More to the point $2*j \pmod 10 \equiv 2*(j \pmod 5)$ and there are only $4$ non-zero classes $\pmod 5$ so $x^k$ just cycles through those.

Answer 7

Because:

$x^{n+4} = x^{n-1}x^5$
$x^n = x^{n-1}x$
($ab\mod 10) = (a(b\mod 10) \mod 10)$

... you only have to prove that $(x^5 \mod 10)=(x\mod 10)$.

... which means: $((x \mod 10)^5\mod 10) = (x \mod 10)$.

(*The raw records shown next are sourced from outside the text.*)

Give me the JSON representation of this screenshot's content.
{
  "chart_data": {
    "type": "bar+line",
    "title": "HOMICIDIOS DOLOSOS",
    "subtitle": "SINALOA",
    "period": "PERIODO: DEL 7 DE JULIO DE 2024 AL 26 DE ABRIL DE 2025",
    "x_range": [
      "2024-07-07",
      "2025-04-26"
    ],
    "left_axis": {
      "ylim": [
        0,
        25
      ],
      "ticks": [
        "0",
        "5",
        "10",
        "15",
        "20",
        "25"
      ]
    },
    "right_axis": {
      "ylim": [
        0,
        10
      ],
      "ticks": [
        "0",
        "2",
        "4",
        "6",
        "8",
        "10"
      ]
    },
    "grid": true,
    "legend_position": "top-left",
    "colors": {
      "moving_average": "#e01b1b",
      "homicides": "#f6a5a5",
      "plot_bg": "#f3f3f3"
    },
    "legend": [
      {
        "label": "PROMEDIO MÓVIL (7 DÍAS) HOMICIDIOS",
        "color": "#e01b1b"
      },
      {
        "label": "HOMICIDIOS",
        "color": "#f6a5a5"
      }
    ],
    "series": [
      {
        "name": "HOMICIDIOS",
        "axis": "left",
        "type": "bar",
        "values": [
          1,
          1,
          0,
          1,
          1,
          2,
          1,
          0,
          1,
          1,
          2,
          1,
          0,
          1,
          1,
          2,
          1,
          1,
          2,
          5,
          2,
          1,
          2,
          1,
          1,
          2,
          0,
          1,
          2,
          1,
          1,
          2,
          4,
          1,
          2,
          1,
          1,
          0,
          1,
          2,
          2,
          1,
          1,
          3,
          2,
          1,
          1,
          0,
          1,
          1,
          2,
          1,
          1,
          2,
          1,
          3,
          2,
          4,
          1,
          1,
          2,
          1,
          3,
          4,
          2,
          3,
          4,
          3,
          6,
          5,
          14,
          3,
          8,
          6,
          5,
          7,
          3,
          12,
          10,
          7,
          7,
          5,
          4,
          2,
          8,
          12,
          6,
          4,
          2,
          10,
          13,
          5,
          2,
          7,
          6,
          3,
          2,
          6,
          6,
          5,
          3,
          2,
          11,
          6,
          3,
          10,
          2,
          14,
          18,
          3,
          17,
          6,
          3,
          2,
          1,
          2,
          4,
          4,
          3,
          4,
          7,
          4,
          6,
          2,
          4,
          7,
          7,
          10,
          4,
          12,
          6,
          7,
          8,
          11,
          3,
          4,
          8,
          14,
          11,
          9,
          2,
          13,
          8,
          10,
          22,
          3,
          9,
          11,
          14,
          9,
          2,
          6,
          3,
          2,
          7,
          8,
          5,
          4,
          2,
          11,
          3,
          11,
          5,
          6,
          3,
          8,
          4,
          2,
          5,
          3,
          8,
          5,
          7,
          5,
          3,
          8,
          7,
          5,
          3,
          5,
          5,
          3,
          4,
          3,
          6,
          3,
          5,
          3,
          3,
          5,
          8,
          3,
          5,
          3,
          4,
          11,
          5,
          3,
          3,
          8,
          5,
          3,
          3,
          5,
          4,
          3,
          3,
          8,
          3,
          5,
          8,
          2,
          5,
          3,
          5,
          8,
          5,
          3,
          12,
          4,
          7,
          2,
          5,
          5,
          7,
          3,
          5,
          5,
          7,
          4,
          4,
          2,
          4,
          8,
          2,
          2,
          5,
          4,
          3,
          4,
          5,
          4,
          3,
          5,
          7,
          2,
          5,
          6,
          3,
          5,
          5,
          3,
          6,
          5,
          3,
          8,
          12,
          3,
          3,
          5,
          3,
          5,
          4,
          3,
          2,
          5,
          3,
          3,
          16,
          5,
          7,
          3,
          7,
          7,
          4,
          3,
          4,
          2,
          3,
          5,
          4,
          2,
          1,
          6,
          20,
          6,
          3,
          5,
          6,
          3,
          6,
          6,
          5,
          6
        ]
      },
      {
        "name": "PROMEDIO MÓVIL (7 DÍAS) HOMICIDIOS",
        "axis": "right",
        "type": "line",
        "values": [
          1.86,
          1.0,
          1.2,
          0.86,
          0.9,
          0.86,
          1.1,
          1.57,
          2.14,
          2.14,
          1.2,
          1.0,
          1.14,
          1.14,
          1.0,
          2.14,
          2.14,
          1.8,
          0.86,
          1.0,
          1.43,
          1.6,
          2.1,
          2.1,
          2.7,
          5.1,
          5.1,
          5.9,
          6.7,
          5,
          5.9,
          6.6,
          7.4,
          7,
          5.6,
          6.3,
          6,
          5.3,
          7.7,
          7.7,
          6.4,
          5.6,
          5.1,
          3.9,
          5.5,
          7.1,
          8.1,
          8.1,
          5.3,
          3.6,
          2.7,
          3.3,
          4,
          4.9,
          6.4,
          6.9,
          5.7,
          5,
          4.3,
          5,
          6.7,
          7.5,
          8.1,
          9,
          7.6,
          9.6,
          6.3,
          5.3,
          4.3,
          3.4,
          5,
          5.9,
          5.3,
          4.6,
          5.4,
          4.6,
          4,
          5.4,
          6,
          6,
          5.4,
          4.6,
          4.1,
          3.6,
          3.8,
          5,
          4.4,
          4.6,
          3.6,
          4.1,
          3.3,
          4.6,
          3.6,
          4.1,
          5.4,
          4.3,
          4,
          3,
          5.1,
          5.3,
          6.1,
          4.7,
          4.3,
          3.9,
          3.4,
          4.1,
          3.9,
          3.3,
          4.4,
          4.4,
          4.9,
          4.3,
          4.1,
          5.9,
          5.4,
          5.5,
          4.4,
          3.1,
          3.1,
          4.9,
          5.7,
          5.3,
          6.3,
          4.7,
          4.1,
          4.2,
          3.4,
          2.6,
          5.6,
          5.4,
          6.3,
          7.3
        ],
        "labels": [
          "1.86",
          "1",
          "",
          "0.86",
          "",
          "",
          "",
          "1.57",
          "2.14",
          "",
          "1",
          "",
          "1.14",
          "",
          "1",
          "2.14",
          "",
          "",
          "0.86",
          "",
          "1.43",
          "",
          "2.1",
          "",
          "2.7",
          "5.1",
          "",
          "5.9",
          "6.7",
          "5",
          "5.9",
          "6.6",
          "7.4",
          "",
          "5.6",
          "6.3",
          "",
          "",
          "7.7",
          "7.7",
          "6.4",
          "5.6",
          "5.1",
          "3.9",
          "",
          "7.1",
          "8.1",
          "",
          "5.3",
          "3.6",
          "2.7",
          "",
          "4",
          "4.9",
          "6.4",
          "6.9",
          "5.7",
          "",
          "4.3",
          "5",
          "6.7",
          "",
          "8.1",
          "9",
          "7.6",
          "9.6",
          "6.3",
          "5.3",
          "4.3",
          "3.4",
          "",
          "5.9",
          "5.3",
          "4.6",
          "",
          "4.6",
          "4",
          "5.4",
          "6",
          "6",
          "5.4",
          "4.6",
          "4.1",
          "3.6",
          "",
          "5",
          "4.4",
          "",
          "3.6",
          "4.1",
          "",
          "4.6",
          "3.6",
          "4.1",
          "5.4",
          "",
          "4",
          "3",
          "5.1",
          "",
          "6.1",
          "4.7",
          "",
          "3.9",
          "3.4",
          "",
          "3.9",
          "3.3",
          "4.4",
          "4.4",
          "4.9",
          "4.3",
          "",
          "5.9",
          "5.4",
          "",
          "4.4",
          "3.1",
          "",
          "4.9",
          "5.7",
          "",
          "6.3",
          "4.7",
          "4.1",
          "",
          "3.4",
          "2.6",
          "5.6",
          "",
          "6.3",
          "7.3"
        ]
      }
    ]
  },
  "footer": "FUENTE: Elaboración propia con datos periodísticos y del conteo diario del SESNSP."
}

Because there are only 10 possible values for $(x \mod 10)$ these 10 values can be calculated directly:

• $0^5\mod 10=0 \mod 10=0$
• $1^5\mod 10=1 \mod 10=1$
• $2^5\mod 10=32 \mod 10=2$
• $3^5\mod 10=243 \mod 10=3$
  ...
• $9^5\mod 10=59049 \mod 10=9$

Answer 8

Hint $$ x^{n} \left( x^4 - 1 \right) \equiv x^{n} \left( x^2 - 1 \right) \left( x^2 + 1 \right)\equiv \left( x - 1 \right) x \left(x+1\right) x^{n-1} \left( x^2 + 1 \right) \pmod{2}\\ x^{n} \left( x^4 - 1 \right) \equiv x^{n} \left( x^2 - 1 \right) \left( x^2 + 1 \right)\equiv x^{n} \left( x^2 - 1 \right) \left( x^2 -4 \right)\pmod{5}\\ \equiv x^{n-1} \left( x- 2 \right) \left( x- 1 \right) x\left( x+2 \right) \left( x+ 2 \right) \pmod 5 $$

Now use the fact that one of $x-1$ or $x$ is even, and that among 5 consecutive integers one is a multiple of 5.